Um ein minderjähriges Kind annehmen zu können sind im BGB[13] einige Voraussetzungen verankert, die auf die Adoptiveltern zutreffen müssen, damit sie ein Kind annehmen können.
Wie schon in Absatz 2.1.1 erwähnt, steht das Wohl des Kindes an erster Stelle. Es muss laut Gesetz (§ 1741 (1) BGB) zu erwarten sein, das ein Eltern-Kind-Verhältnis entsteht und die Vermittlung dem Wohl des Kindes dient. In der Praxis ist es schwierig, das Wohl des Kindes und das Eltern-Kind-Verhältnis zu überprüfen, da es keine rechtlich vorgeschriebenen Untersuchungen gibt. Die Bindungs- und Belastungsfähigkeit der Adoptiveltern, die Einstellung zu Kindern und ihre Beweggründe zur Adoption sind Anhaltspunkte an denen sich Adoptionsvermittlungsstellen und die Vormundschaftsgerichte bzgl. des Eltern-Kind-Verhältnisses orientieren können.[14]
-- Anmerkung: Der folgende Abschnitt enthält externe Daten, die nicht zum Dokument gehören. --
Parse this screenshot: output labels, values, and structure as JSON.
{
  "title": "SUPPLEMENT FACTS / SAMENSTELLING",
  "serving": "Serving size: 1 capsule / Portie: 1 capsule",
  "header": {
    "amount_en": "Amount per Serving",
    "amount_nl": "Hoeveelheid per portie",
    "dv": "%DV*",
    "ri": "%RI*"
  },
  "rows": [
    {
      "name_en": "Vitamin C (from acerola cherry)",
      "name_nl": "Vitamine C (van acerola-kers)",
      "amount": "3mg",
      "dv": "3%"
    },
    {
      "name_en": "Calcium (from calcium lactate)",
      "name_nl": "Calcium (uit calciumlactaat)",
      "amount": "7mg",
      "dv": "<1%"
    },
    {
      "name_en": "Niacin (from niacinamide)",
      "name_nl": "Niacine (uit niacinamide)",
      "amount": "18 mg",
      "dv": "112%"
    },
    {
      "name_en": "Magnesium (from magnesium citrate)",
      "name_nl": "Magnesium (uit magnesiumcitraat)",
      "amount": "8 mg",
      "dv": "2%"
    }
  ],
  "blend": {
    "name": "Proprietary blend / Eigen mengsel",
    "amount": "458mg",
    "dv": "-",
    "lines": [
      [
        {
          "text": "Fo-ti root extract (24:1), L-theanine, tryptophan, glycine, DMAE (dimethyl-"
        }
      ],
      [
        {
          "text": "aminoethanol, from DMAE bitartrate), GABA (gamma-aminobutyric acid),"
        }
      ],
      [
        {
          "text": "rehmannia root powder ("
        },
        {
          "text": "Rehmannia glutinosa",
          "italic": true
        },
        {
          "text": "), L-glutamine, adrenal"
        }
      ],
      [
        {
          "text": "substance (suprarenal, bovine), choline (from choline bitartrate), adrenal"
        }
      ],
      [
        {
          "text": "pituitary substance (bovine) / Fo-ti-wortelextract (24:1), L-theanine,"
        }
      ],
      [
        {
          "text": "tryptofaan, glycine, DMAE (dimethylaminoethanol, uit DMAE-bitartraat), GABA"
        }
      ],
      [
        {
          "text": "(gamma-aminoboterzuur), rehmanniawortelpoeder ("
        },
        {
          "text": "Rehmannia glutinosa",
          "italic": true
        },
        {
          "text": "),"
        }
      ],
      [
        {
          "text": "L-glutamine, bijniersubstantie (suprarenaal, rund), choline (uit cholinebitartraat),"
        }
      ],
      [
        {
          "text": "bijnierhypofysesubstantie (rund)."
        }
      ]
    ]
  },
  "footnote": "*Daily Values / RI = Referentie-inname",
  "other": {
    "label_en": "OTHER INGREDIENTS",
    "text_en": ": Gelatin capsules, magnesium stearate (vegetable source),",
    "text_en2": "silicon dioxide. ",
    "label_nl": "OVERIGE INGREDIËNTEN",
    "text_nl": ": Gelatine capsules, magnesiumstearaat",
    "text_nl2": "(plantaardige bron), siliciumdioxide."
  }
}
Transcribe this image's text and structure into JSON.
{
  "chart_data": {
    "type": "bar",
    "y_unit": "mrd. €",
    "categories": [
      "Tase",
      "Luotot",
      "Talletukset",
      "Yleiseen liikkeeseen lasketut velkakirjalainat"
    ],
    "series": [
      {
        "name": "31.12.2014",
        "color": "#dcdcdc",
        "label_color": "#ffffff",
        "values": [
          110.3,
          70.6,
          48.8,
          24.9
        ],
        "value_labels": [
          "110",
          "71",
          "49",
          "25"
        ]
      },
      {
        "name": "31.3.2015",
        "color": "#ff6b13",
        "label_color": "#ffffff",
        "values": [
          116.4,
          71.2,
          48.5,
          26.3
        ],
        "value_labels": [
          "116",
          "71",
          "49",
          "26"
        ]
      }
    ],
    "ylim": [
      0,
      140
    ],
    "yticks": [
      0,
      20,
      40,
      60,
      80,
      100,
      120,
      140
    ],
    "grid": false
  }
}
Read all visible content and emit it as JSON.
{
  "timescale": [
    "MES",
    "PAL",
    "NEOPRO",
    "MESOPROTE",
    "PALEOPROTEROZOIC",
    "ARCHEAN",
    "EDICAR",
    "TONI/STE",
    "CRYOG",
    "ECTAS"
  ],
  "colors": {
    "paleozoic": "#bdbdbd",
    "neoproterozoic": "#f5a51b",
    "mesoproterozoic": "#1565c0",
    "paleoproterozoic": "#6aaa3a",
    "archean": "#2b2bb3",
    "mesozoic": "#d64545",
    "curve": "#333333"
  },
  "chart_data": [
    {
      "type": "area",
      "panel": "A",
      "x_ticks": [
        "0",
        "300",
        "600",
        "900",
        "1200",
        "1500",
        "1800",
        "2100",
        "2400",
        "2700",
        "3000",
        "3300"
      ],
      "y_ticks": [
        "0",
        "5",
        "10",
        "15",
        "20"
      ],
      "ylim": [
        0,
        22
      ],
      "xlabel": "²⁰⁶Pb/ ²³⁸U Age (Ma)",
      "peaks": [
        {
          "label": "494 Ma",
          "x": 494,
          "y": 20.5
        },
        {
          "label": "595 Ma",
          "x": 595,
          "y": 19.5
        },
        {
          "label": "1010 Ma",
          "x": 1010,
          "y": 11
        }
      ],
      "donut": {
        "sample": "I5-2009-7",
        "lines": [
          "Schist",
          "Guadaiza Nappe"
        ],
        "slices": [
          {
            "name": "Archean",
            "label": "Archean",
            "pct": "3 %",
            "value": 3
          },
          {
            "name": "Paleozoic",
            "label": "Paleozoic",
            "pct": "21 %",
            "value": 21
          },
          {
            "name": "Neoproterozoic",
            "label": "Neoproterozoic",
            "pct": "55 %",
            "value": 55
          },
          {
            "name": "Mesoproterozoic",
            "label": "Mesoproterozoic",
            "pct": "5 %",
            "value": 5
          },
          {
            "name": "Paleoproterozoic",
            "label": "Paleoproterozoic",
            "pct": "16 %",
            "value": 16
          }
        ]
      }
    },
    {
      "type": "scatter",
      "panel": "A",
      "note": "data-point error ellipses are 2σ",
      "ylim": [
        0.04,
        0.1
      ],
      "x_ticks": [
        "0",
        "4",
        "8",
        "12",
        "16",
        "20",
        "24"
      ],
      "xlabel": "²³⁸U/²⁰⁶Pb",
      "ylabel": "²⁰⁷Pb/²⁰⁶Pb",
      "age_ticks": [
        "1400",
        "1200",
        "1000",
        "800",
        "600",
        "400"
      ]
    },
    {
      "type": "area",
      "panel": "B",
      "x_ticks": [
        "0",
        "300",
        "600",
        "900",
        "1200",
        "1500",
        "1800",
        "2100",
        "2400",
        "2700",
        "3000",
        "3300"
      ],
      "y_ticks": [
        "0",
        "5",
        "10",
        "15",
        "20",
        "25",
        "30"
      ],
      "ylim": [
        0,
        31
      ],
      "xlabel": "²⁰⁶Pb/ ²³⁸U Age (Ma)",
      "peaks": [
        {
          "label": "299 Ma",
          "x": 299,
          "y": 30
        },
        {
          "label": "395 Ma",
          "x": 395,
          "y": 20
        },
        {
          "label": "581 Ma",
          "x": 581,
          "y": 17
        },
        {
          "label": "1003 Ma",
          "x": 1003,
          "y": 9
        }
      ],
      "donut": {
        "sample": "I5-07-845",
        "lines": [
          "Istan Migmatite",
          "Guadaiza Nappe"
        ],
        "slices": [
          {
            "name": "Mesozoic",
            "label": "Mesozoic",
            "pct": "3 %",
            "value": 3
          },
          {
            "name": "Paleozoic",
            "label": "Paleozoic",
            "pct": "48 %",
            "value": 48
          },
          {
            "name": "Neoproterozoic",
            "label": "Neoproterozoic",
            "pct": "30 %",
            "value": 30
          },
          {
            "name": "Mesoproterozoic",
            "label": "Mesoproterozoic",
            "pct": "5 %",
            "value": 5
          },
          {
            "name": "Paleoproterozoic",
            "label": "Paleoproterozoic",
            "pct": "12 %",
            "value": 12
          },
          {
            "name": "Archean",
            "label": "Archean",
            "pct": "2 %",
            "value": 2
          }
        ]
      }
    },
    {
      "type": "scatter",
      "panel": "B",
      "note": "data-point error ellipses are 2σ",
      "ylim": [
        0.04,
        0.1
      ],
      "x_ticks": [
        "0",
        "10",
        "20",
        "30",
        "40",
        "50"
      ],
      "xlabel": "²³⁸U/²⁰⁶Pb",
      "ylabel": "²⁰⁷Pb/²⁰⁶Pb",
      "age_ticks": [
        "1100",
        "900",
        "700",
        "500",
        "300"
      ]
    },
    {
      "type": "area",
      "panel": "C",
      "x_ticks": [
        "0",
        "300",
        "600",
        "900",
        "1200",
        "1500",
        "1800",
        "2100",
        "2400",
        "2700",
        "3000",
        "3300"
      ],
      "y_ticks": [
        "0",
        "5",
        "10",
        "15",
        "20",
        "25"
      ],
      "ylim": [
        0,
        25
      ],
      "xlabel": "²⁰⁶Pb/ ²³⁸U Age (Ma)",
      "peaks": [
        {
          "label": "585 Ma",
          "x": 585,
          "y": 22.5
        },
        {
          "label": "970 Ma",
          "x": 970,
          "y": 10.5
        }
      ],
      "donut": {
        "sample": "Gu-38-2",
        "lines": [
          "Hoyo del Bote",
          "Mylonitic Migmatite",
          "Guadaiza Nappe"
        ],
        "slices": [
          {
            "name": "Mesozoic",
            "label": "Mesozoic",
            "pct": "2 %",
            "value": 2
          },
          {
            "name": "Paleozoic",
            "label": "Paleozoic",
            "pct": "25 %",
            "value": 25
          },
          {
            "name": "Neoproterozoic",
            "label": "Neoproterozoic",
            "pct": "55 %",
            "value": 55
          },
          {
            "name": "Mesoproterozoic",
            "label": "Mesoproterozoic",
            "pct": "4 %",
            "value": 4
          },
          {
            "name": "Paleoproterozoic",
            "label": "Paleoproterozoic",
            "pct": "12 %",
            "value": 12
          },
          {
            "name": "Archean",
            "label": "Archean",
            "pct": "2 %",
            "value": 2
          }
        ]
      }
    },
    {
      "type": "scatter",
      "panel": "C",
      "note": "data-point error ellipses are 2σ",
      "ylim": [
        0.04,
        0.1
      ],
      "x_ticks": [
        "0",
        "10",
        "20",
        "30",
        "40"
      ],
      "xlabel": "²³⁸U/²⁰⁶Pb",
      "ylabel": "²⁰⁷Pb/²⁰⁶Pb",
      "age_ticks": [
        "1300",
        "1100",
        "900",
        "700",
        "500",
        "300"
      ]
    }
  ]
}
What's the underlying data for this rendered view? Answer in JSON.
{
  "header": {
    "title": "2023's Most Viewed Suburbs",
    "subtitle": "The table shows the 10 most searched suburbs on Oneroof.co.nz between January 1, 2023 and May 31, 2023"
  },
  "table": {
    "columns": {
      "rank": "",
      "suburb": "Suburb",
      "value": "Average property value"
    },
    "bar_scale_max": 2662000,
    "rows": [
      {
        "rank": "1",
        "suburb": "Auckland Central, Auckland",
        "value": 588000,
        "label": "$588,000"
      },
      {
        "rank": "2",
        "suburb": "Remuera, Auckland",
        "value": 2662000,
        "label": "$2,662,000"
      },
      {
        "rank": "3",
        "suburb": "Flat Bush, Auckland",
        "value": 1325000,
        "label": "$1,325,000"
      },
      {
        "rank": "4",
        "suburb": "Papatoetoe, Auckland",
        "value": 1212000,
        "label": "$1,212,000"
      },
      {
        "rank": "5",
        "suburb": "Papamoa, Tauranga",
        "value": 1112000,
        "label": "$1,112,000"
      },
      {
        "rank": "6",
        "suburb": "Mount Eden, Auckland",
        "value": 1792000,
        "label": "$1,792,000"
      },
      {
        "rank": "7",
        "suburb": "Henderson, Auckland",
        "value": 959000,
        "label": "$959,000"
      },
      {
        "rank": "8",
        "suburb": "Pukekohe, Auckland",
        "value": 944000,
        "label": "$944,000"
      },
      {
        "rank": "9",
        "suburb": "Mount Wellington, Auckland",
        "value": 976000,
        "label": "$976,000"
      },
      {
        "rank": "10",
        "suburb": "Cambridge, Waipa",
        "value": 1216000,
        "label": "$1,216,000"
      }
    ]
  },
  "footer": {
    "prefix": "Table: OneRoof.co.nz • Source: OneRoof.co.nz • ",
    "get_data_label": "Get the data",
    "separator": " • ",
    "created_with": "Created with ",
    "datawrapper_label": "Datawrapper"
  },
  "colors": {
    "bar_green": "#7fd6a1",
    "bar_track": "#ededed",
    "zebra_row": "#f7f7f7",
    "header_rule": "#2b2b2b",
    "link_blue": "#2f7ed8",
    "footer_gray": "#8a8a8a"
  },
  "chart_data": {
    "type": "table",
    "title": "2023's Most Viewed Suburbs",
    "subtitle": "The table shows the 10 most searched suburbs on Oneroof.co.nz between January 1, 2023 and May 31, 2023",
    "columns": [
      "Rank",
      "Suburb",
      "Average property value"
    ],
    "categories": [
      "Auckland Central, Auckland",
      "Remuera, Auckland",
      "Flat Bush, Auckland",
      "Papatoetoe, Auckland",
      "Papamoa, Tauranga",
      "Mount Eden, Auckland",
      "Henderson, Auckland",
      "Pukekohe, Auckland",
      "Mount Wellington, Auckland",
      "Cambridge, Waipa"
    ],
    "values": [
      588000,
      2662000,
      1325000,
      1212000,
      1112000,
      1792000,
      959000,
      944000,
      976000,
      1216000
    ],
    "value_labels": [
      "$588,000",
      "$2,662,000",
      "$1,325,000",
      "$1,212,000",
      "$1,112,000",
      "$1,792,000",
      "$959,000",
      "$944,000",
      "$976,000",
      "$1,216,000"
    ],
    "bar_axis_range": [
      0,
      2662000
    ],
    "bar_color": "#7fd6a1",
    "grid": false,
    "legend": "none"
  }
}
Grundsätzlich muss das Kind in die Annahme einwilligen. Das Jugendamt und die Vormundschaftsgerichte müssen das Kind laut Gesetz „persönlich Anhören" und herausfinden, ob es tatsächlich in der Familie leben möchte (§ 55 c FGG). Für Kinder, die geschäftsunfähig sind oder das 14. Lebensjahr noch nicht vollendet haben, gilt die Einwilligung des gesetzlichen Vertreters (§ 1746 BGB). Die Eltern des Kindes können die Einwilligung allerdings erst erteilen, wenn das Kind acht Wochen alt ist (§ 1747 BGB). Hierbei reicht die Einwilligung eines Elternteils aus, da das Vormundschaftsgericht auf Antrag des Kindes die Einwilligung des fehlenden Elternteils ersetzen kann (§ 1748 (1) BGB). Stimmt der gesetzliche Vertreter des unter 14 jährigen Kindes nicht in die Adoption ein und steht das Interesse des Kindes im erheblichen Gegensatz zum Interesse seiner gesetzlichen Vertreter, so besteht die Möglichkeit, einen Verfahrenspfleger (§ 50 FGG) für den Adoptionsprozess zu bestellen, der im Interesse des Kindes handelt.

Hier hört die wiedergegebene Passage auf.